PATTI NEIGHMOND, BYLINE: Every year, thousands of patients get surgery for shoulder pain. Now, these aren't necessarily patients who suffer pain as a result of a torn rotator cuff or another injury. It just hurts when they reach up to get something off a shelf, for example, or even when they try to scratch their back. It's not clear exactly what's causing the pain, but doctors think it may be the result of age-related tendon and muscle degeneration or changes in the bone and joint. Researcher David Beard with the University of Oxford.
DAVID BEARD: That has been discovered that maybe because they have an extra piece of bone, a bone spur and a closing of the space within the shoulder joint.
NEIGHMOND: In arthroscopic surgery, a surgical instrument is inserted through a small hole in the shoulder.
BEARD: To remove some of the bone and tissue, and that opens up the space a little bit, theoretically, and that should relieve the symptoms.

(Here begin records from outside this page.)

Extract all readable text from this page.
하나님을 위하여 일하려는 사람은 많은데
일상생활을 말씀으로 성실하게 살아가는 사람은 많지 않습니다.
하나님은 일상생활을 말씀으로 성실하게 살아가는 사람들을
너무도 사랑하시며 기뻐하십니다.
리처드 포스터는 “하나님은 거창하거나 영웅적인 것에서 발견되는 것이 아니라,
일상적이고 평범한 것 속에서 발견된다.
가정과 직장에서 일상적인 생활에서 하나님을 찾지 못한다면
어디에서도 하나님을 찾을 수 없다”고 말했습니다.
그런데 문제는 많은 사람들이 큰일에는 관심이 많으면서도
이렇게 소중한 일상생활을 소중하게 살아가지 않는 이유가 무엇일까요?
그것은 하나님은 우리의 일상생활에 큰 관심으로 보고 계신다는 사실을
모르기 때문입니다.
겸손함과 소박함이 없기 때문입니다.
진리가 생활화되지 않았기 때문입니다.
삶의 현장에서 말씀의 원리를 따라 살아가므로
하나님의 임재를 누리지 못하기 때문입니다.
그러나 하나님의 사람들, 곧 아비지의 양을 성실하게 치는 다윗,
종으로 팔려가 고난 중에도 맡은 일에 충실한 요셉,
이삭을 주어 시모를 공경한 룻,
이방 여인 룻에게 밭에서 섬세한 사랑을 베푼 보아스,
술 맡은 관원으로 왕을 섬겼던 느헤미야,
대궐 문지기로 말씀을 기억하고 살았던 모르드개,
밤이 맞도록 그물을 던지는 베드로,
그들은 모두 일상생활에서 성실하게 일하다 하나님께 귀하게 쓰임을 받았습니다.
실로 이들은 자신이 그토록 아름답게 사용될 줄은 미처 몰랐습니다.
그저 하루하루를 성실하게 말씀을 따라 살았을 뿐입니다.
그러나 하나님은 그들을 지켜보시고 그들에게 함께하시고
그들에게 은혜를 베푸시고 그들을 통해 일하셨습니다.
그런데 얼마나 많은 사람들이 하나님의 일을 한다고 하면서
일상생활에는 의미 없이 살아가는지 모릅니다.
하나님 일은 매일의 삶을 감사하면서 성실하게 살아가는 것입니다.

NEIGHMOND: That's the theory. But in Beard's study, it didn't turn out that way. He looked at nearly 300 patients in hospitals across the United Kingdom who had suffered shoulder pain for at least three months. Patients filled out questionnaires about pain and function. One third had no treatment at all. One third had fake surgery. A hole was made in the shoulder but nothing was done. The last third had the actual surgery, scraping out the area and removing extra bone.

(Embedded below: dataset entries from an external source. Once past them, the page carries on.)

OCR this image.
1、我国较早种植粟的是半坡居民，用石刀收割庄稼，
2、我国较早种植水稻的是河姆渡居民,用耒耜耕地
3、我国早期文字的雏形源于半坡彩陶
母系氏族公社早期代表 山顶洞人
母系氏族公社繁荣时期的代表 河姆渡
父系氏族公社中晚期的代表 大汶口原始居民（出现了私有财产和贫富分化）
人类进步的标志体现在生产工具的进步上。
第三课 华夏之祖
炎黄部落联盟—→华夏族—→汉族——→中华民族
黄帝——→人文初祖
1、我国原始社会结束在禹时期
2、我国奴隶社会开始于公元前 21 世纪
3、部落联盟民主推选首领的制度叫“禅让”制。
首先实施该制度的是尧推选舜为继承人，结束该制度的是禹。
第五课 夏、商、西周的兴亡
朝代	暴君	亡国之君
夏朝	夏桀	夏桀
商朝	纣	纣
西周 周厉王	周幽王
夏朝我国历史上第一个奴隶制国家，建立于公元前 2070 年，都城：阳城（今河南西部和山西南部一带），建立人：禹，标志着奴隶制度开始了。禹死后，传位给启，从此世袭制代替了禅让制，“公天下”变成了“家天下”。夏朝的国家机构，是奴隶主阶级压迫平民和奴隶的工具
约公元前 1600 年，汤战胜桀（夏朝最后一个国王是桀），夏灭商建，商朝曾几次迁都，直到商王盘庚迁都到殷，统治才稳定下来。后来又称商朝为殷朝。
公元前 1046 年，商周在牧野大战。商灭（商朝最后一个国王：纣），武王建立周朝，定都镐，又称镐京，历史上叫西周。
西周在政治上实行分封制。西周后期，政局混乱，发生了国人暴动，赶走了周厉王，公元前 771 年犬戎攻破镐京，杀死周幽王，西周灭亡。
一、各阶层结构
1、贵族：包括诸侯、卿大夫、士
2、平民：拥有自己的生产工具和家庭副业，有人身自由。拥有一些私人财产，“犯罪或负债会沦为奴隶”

BEARD: The two surgeries were almost identical. There was no difference between the placebo surgery and the surgery which took the bone and tissue away.

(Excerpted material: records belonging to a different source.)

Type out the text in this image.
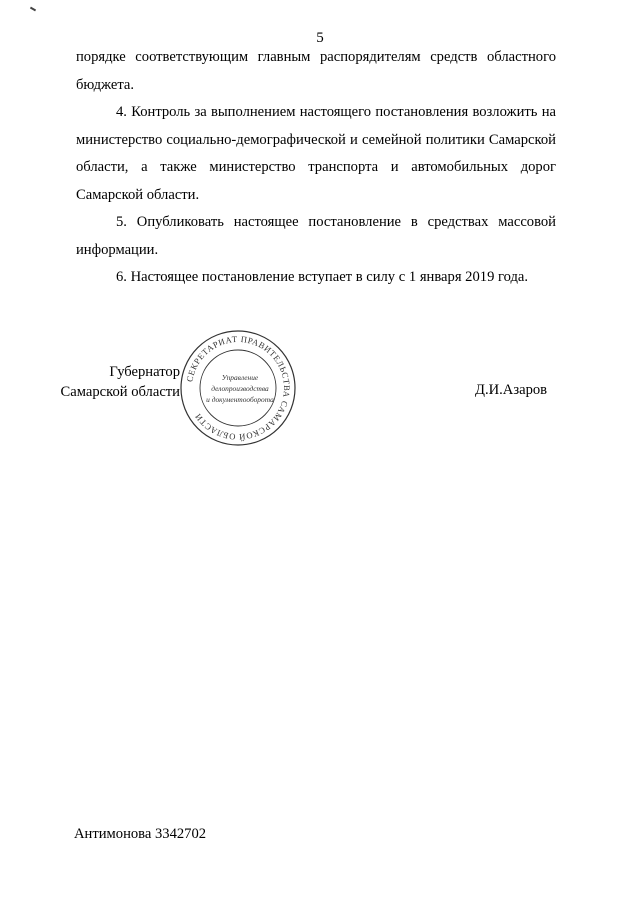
5

порядке соответствующим главным распорядителям средств областного бюджета.

4. Контроль за выполнением настоящего постановления возложить на министерство социально-демографической и семейной политики Самарской области, а также министерство транспорта и автомобильных дорог Самарской области.

5. Опубликовать настоящее постановление в средствах массовой информации.

6. Настоящее постановление вступает в силу с 1 января 2019 года.

Губернатор
Самарской области
СЕКРЕТАРИАТ ПРАВИТЕЛЬСТВА САМАРСКОЙ ОБЛАСТИ
Управление
делопроизводства
и документооборота
Д.И.Азаров
Антимонова 3342702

NEIGHMOND: And after six months, no difference in the surgery that tried to fix the problem and the surgery that didn't. Beard says the findings mean there needs to be some rethinking about when and if to do the surgery. Internist Richard Baron, president of the American Board of Internal Medicine Foundation, agrees.
RICHARD BARON: One of the most important questions every patient should ask any time they're thinking about or having a surgical procedure recommended is what happens if I don't do this? What are my options if I don't do this? Are there other things I might do than this?
NEIGHMOND: And in this case, Baron says, there are alternatives to surgery.
BARON: Medications, like anti-inflammatory medications that are available over the counter, and physical therapy is sometimes helpful. Another thing that's sometimes helpful is liniment - people rubbing on things that make the skin tingle, and there's a whole neurologic theory for why that helps with pain.
NEIGHMOND: But when none of this helps and people are still in pain, Dr. David Jevsevar, with the American Academy of Orthopaedic Surgeons, says surgery should still be an option.
DAVID JEVSEVAR: I think if you've gone a period of certainly more than six months with no improvement in your discomfort, it's a consideration to discuss with your surgeon.
NEIGHMOND: Jevsevar adds he'd like to see larger studies also looking at the effectiveness of this surgery for shoulder pain. Patti Neighmond, NPR News.